Yankees put Tanaka on DL with elbow inflammation

Yankees starting pitcher Masahiro Tanaka watches from the

Yankees starting pitcher Masahiro Tanaka watches from the dugout after leaving a game against the Cleveland Indians in the seventh inning on Tuesday, July 8, 2014, in Cleveland. (Credit: AP / Tony Dejak)

CLEVELAND - (AP) -- Masahiro Tanaka was placed on the 15-day disabled list Wednesday, perhaps the biggest blow yet to the New York Yankees' battered rotation.

The rookie sensation from Japan is sidelined with inflammation in his right elbow. He had an MRI in New York and then was headed to Seattle to be examined by Dr. Christopher Ahmad, the team's head physician. Ahmad is in Seattle for a conference.

Yankees manager Joe Girardi acknowledged he's concerned about Tanaka's prognosis.

"You're always worried when you have a guy go back for an elbow MRI," he said. "It would be a big loss. Anytime you lose a starting pitcher, they're hard to replace. And what he's done for us, the innings and the wins and the quality of starts, it's hard to replace."

The Yankees, who have also lost pitchers CC Sabathia, Michael Pineda and Ivan Nova to injuries, are 46-44 and trail first-place Baltimore by three games in the AL East.

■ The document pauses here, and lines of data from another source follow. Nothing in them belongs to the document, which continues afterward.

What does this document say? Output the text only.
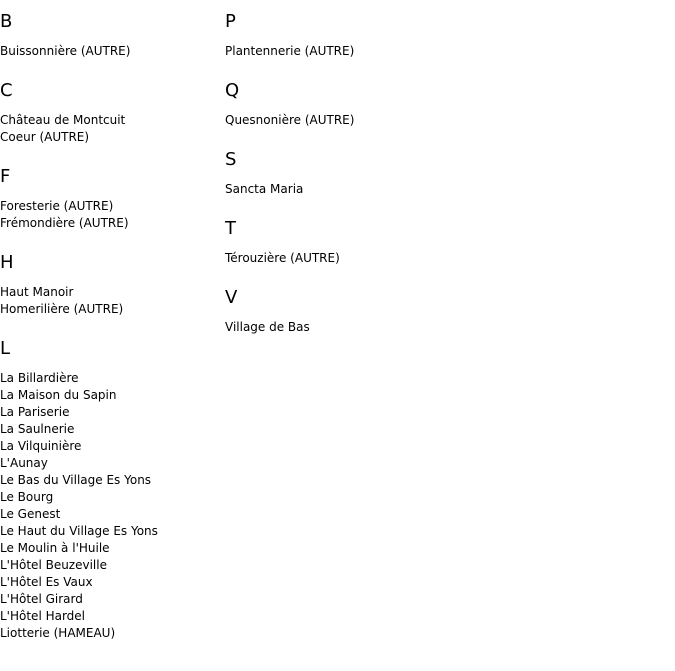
B
Buissonnière (AUTRE)
C
Château de Montcuit
Coeur (AUTRE)
F
Foresterie (AUTRE)
Frémondière (AUTRE)
H
Haut Manoir
Homerilière (AUTRE)
L
La Billardière
La Maison du Sapin
La Pariserie
La Saulnerie
La Vilquinière
L'Aunay
Le Bas du Village Es Yons
Le Bourg
Le Genest
Le Haut du Village Es Yons
Le Moulin à l'Huile
L'Hôtel Beuzeville
L'Hôtel Es Vaux
L'Hôtel Girard
L'Hôtel Hardel
Liotterie (HAMEAU)
P
Plantennerie (AUTRE)
Q
Quesnonière (AUTRE)
S
Sancta Maria
T
Térouzière (AUTRE)
V
Village de Bas
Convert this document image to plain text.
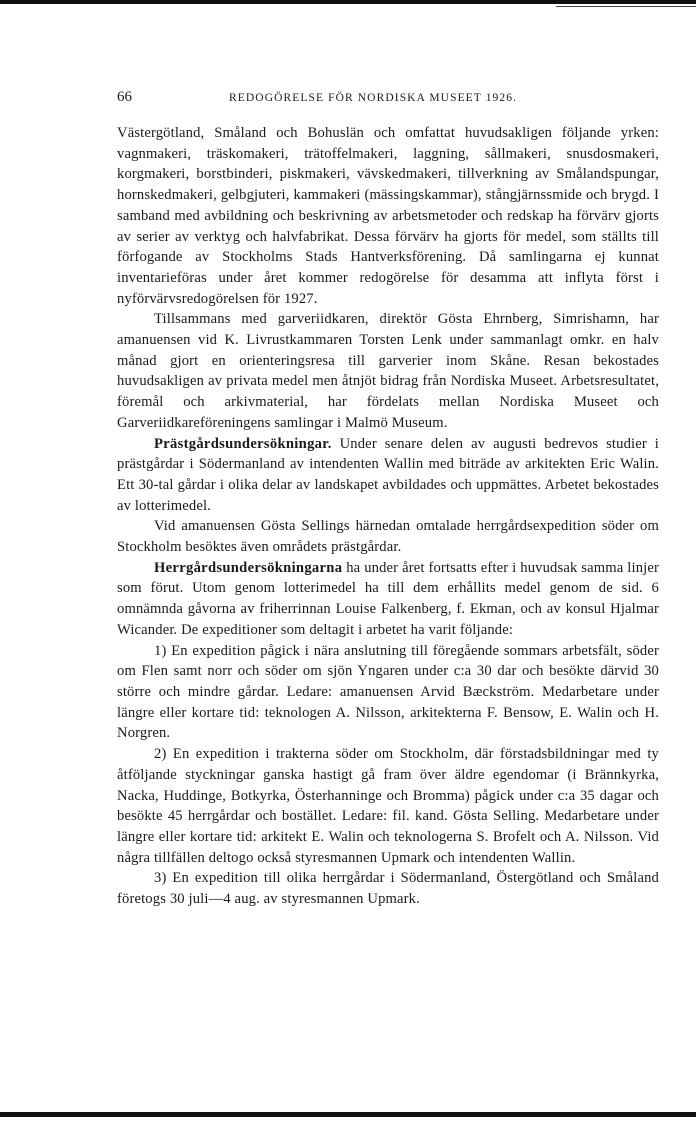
66	REDOGÖRELSE FÖR NORDISKA MUSEET 1926.

Västergötland, Småland och Bohuslän och omfattat huvudsakligen följande yrken: vagnmakeri, träskomakeri, trätoffelmakeri, laggning, sållmakeri, snusdosmakeri, korgmakeri, borstbinderi, piskmakeri, vävskedmakeri, tillverkning av Smålandspungar, hornskedmakeri, gelbgjuteri, kammakeri (mässingskammar), stångjärnssmide och brygd. I samband med avbildning och beskrivning av arbetsmetoder och redskap ha förvärv gjorts av serier av verktyg och halvfabrikat. Dessa förvärv ha gjorts för medel, som ställts till förfogande av Stockholms Stads Hantverksförening. Då samlingarna ej kunnat inventarieföras under året kommer redogörelse för desamma att inflyta först i nyförvärvsredogörelsen för 1927.

Tillsammans med garveriidkaren, direktör Gösta Ehrnberg, Simrishamn, har amanuensen vid K. Livrustkammaren Torsten Lenk under sammanlagt omkr. en halv månad gjort en orienteringsresa till garverier inom Skåne. Resan bekostades huvudsakligen av privata medel men åtnjöt bidrag från Nordiska Museet. Arbetsresultatet, föremål och arkivmaterial, har fördelats mellan Nordiska Museet och Garveriidkareföreningens samlingar i Malmö Museum.

Prästgårdsundersökningar. Under senare delen av augusti bedrevos studier i prästgårdar i Södermanland av intendenten Wallin med biträde av arkitekten Eric Walin. Ett 30-tal gårdar i olika delar av landskapet avbildades och uppmättes. Arbetet bekostades av lotterimedel.

Vid amanuensen Gösta Sellings härnedan omtalade herrgårdsexpedition söder om Stockholm besöktes även områdets prästgårdar.

Herrgårdsundersökningarna ha under året fortsatts efter i huvudsak samma linjer som förut. Utom genom lotterimedel ha till dem erhållits medel genom de sid. 6 omnämnda gåvorna av friherrinnan Louise Falkenberg, f. Ekman, och av konsul Hjalmar Wicander. De expeditioner som deltagit i arbetet ha varit följande:

1) En expedition pågick i nära anslutning till föregående sommars arbetsfält, söder om Flen samt norr och söder om sjön Yngaren under c:a 30 dar och besökte därvid 30 större och mindre gårdar. Ledare: amanuensen Arvid Bæckström. Medarbetare under längre eller kortare tid: teknologen A. Nilsson, arkitekterna F. Bensow, E. Walin och H. Norgren.

2) En expedition i trakterna söder om Stockholm, där förstadsbildningar med ty åtföljande styckningar ganska hastigt gå fram över äldre egendomar (i Brännkyrka, Nacka, Huddinge, Botkyrka, Österhanninge och Bromma) pågick under c:a 35 dagar och besökte 45 herrgårdar och bostället. Ledare: fil. kand. Gösta Selling. Medarbetare under längre eller kortare tid: arkitekt E. Walin och teknologerna S. Brofelt och A. Nilsson. Vid några tillfällen deltogo också styresmannen Upmark och intendenten Wallin.

3) En expedition till olika herrgårdar i Södermanland, Östergötland och Småland företogs 30 juli—4 aug. av styresmannen Upmark.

Tanaka allowed five runs and 10 hits -- both career highs -- over 6 2-3 innings in a 5-3 loss to the Indians on Tuesday night. The All-Star is 12-4 with a 2.51 ERA in 18 starts, but has lost three of his past four outings.

"It goes without saying how important he's been for us," Yankees shortstop Derek Jeter said. "He's been our go-to guy."

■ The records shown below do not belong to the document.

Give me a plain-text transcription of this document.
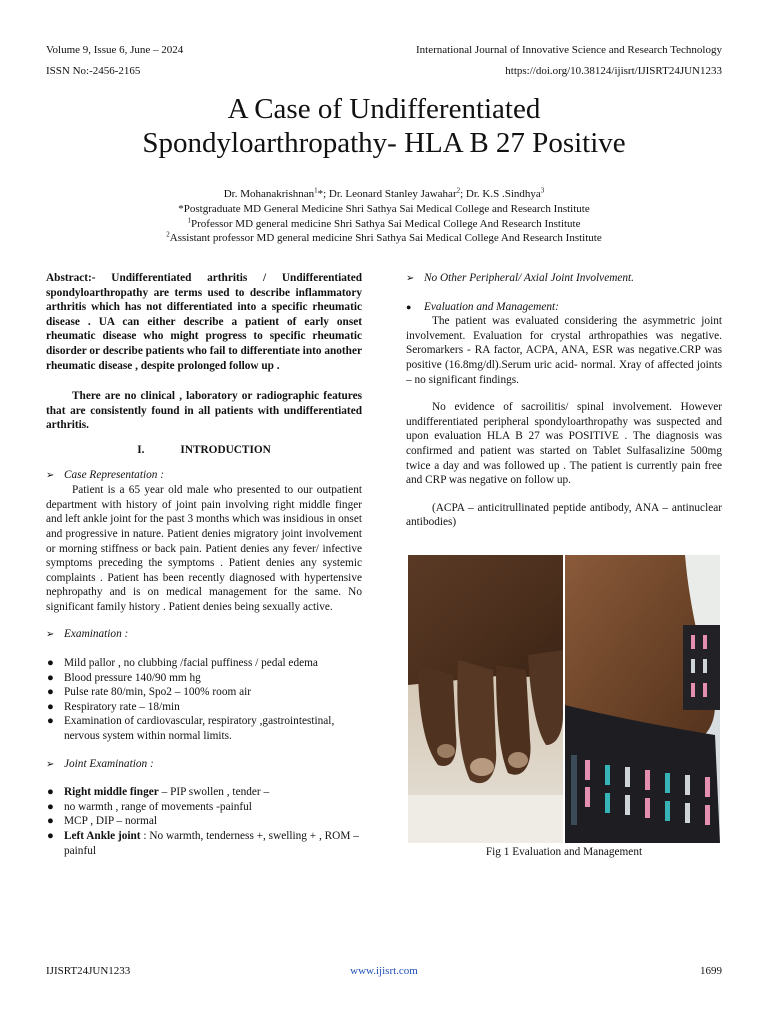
Volume 9, Issue 6, June – 2024
ISSN No:-2456-2165
International Journal of Innovative Science and Research Technology
https://doi.org/10.38124/ijisrt/IJISRT24JUN1233
A Case of Undifferentiated
Spondyloarthropathy- HLA B 27 Positive
Dr. Mohanakrishnan$^1$*; Dr. Leonard Stanley Jawahar$^2$; Dr. K.S .Sindhya$^3$
*Postgraduate MD General Medicine Shri Sathya Sai Medical College and Research Institute
$^1$Professor MD general medicine Shri Sathya Sai Medical College And Research Institute
$^2$Assistant professor MD general medicine Shri Sathya Sai Medical College And Research Institute

Abstract:- Undifferentiated arthritis / Undifferentiated spondyloarthropathy are terms used to describe inflammatory arthritis which has not differentiated into a specific rheumatic disease . UA can either describe a patient of early onset rheumatic disease who might progress to specific rheumatic disorder or describe patients who fail to differentiate into another rheumatic disease , despite prolonged follow up .

There are no clinical , laboratory or radiographic features that are consistently found in all patients with undifferentiated arthritis.

I.	INTRODUCTION

➢ Case Representation :

Patient is a 65 year old male who presented to our outpatient department with history of joint pain involving right middle finger and left ankle joint for the past 3 months which was insidious in onset and progressive in nature. Patient denies migratory joint involvement or morning stiffness or back pain. Patient denies any fever/ infective symptoms preceding the symptoms . Patient denies any systemic complaints . Patient has been recently diagnosed with hypertensive nephropathy and is on medical management for the same. No significant family history . Patient denies being sexually active.

➢ Examination :
● Mild pallor , no clubbing /facial puffiness / pedal edema
● Blood pressure 140/90 mm hg
● Pulse rate 80/min, Spo2 – 100% room air
● Respiratory rate – 18/min
● Examination of cardiovascular, respiratory ,gastrointestinal, nervous system within normal limits.
➢ Joint Examination :
● Right middle finger – PIP swollen , tender –
● no warmth , range of movements -painful
● MCP , DIP – normal
● Left Ankle joint : No warmth, tenderness +, swelling + , ROM – painful
➢ No Other Peripheral/ Axial Joint Involvement.
●	Evaluation and Management:

The patient was evaluated considering the asymmetric joint involvement. Evaluation for crystal arthropathies was negative. Seromarkers - RA factor, ACPA, ANA, ESR was negative.CRP was positive (16.8mg/dl).Serum uric acid- normal. Xray of affected joints – no significant findings.

No evidence of sacroilitis/ spinal involvement. However undifferentiated peripheral spondyloarthropathy was suspected and upon evaluation HLA B 27 was POSITIVE . The diagnosis was confirmed and patient was started on Tablet Sulfasalizine 500mg twice a day and was followed up . The patient is currently pain free and CRP was negative on follow up.

(ACPA – anticitrullinated peptide antibody, ANA – antinuclear antibodies)

Fig 1 Evaluation and Management
IJISRT24JUN1233	www.ijisrt.com	1699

The Yankees signed the 25-year-old Tanaka to a $155 million, seven-year contract in January after he had a standout career in Japan. New York also paid $20 million to his Japanese team, the Rakuten Golden Eagles, for his rights.

Tanaka began the season 11-1 with a 1.99 ERA, but hasn't been as effective in his past four starts, going 1-3 with a 4.25 ERA.

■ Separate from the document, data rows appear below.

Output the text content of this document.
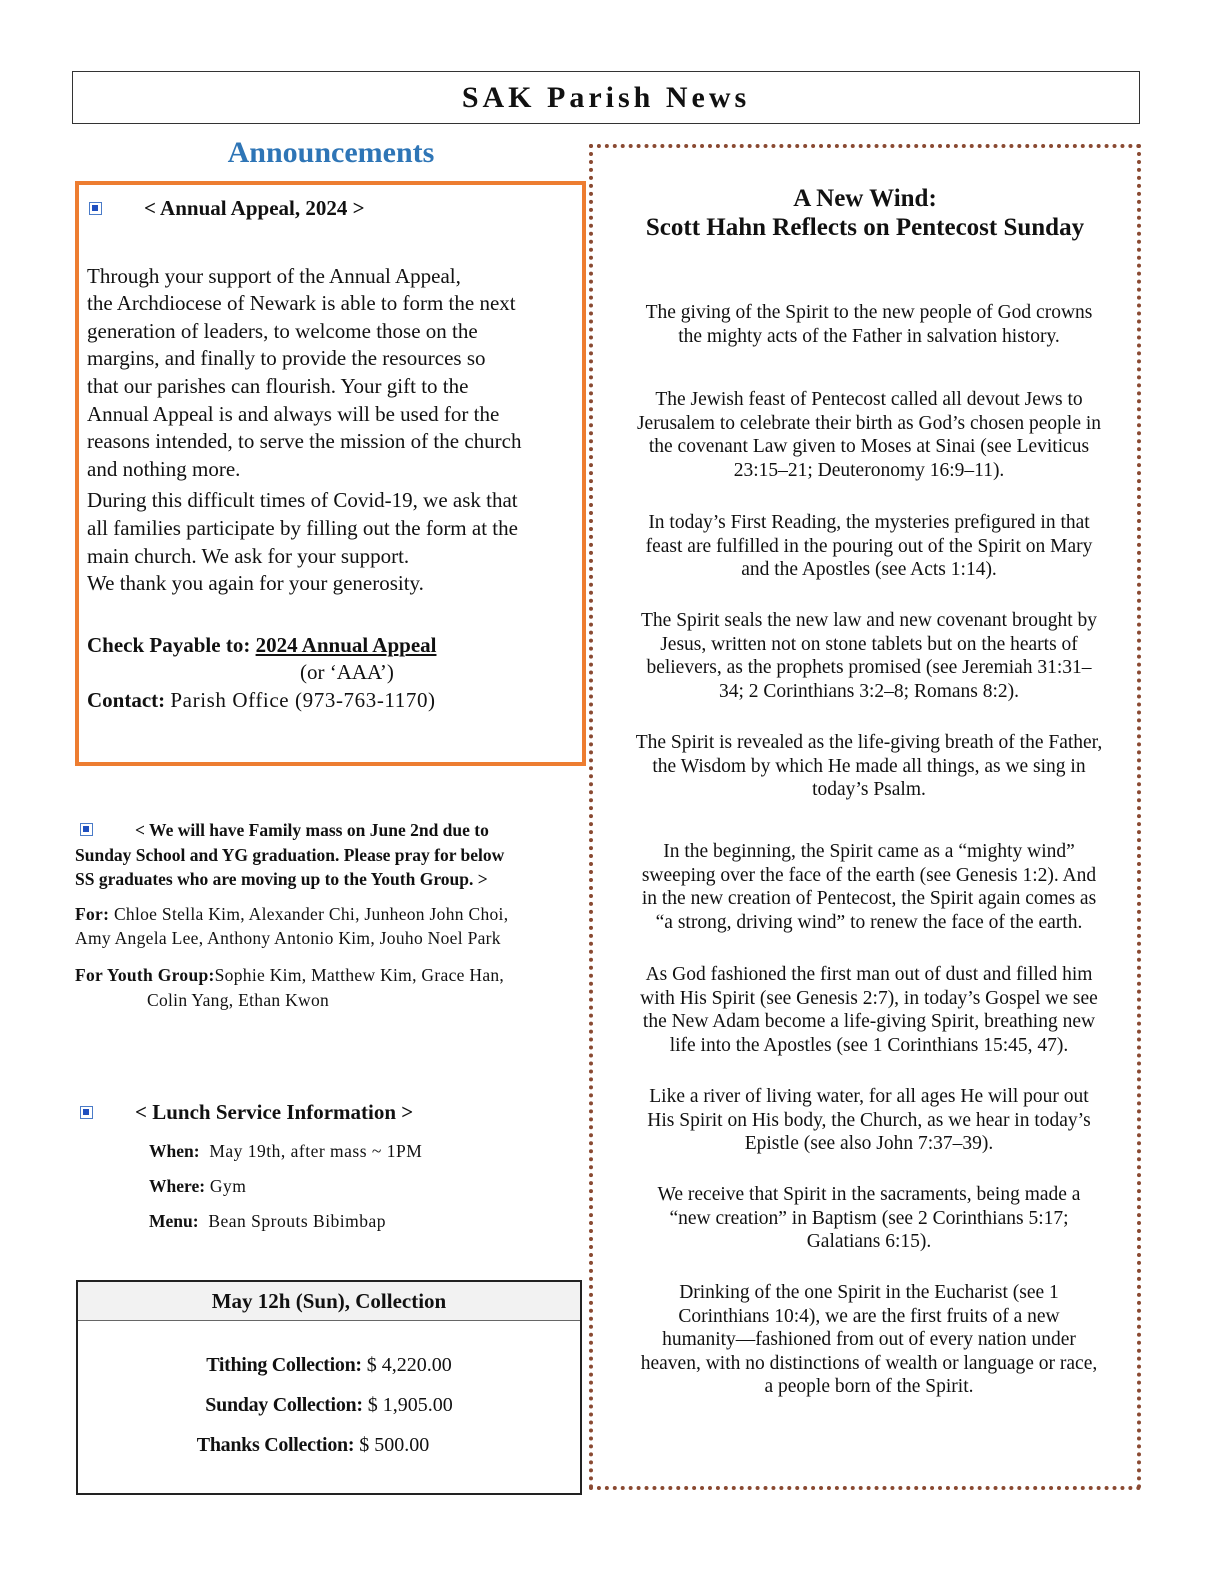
SAK Parish News
Announcements
< Annual Appeal, 2024 >
Through your support of the Annual Appeal,
the Archdiocese of Newark is able to form the next
generation of leaders, to welcome those on the
margins, and finally to provide the resources so
that our parishes can flourish. Your gift to the
Annual Appeal is and always will be used for the
reasons intended, to serve the mission of the church
and nothing more.
During this difficult times of Covid-19, we ask that
all families participate by filling out the form at the
main church. We ask for your support.
We thank you again for your generosity.
Check Payable to: 2024 Annual Appeal
(or ‘AAA’)
Contact: Parish Office (973-763-1170)
< We will have Family mass on June 2nd due to
Sunday School and YG graduation. Please pray for below
SS graduates who are moving up to the Youth Group. >
For: Chloe Stella Kim, Alexander Chi, Junheon John Choi,
Amy Angela Lee, Anthony Antonio Kim, Jouho Noel Park
For Youth Group:Sophie Kim, Matthew Kim, Grace Han,
Colin Yang, Ethan Kwon
< Lunch Service Information >
When: May 19th, after mass ~ 1PM
Where: Gym
Menu: Bean Sprouts Bibimbap
May 12h (Sun), Collection
Tithing Collection: $ 4,220.00
Sunday Collection: $ 1,905.00
Thanks Collection: $ 500.00
A New Wind:
Scott Hahn Reflects on Pentecost Sunday
The giving of the Spirit to the new people of God crowns
the mighty acts of the Father in salvation history.
The Jewish feast of Pentecost called all devout Jews to
Jerusalem to celebrate their birth as God’s chosen people in
the covenant Law given to Moses at Sinai (see Leviticus
23:15–21; Deuteronomy 16:9–11).
In today’s First Reading, the mysteries prefigured in that
feast are fulfilled in the pouring out of the Spirit on Mary
and the Apostles (see Acts 1:14).
The Spirit seals the new law and new covenant brought by
Jesus, written not on stone tablets but on the hearts of
believers, as the prophets promised (see Jeremiah 31:31–
34; 2 Corinthians 3:2–8; Romans 8:2).
The Spirit is revealed as the life-giving breath of the Father,
the Wisdom by which He made all things, as we sing in
today’s Psalm.
In the beginning, the Spirit came as a “mighty wind”
sweeping over the face of the earth (see Genesis 1:2). And
in the new creation of Pentecost, the Spirit again comes as
“a strong, driving wind” to renew the face of the earth.
As God fashioned the first man out of dust and filled him
with His Spirit (see Genesis 2:7), in today’s Gospel we see
the New Adam become a life-giving Spirit, breathing new
life into the Apostles (see 1 Corinthians 15:45, 47).
Like a river of living water, for all ages He will pour out
His Spirit on His body, the Church, as we hear in today’s
Epistle (see also John 7:37–39).
We receive that Spirit in the sacraments, being made a
“new creation” in Baptism (see 2 Corinthians 5:17;
Galatians 6:15).
Drinking of the one Spirit in the Eucharist (see 1
Corinthians 10:4), we are the first fruits of a new
humanity—fashioned from out of every nation under
heaven, with no distinctions of wealth or language or race,
a people born of the Spirit.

He's allowed eight home runs in his last five games, including two on Tuesday, a two-run shot in the sixth by Nick Swisher that put Cleveland ahead and a solo drive by Michael Brantley in the seventh.

Girardi didn't notice any sign that something was bothering Tanaka during the game.

"There wasn't anything that led us to believe there was anything wrong," Girardi said. "He told the trainers that he just felt some soreness, so we felt it was best to send him back and have an MRI. It's the first time he's complained (of it)."

Tanaka's past two starts came on four days' rest, the regular amount for major league pitchers. He pitched once a week in Japan.

Tanaka has anchored a shaky Yankees rotation. Sabathia might need season-ending knee surgery, and Nova had Tommy John surgery and won't pitch again until next season.

The Yankees are 13-5 in games Tanaka has started. He has recorded 135 strikeouts and walked 19 in 129 1-3 innings. The right-hander has allowed 111 hits and opponents are batting .231 against him. He has given up 15 home runs.

"You just hope and pray that we get good news and it's something minor," outfielder Brett Gardner said. "I worry about anybody, but he's pretty special."

Tanaka was scheduled to start Sunday against Baltimore, the final game before the All-Star break. Girardi said no decision has been made on who will take Tanaka's spot.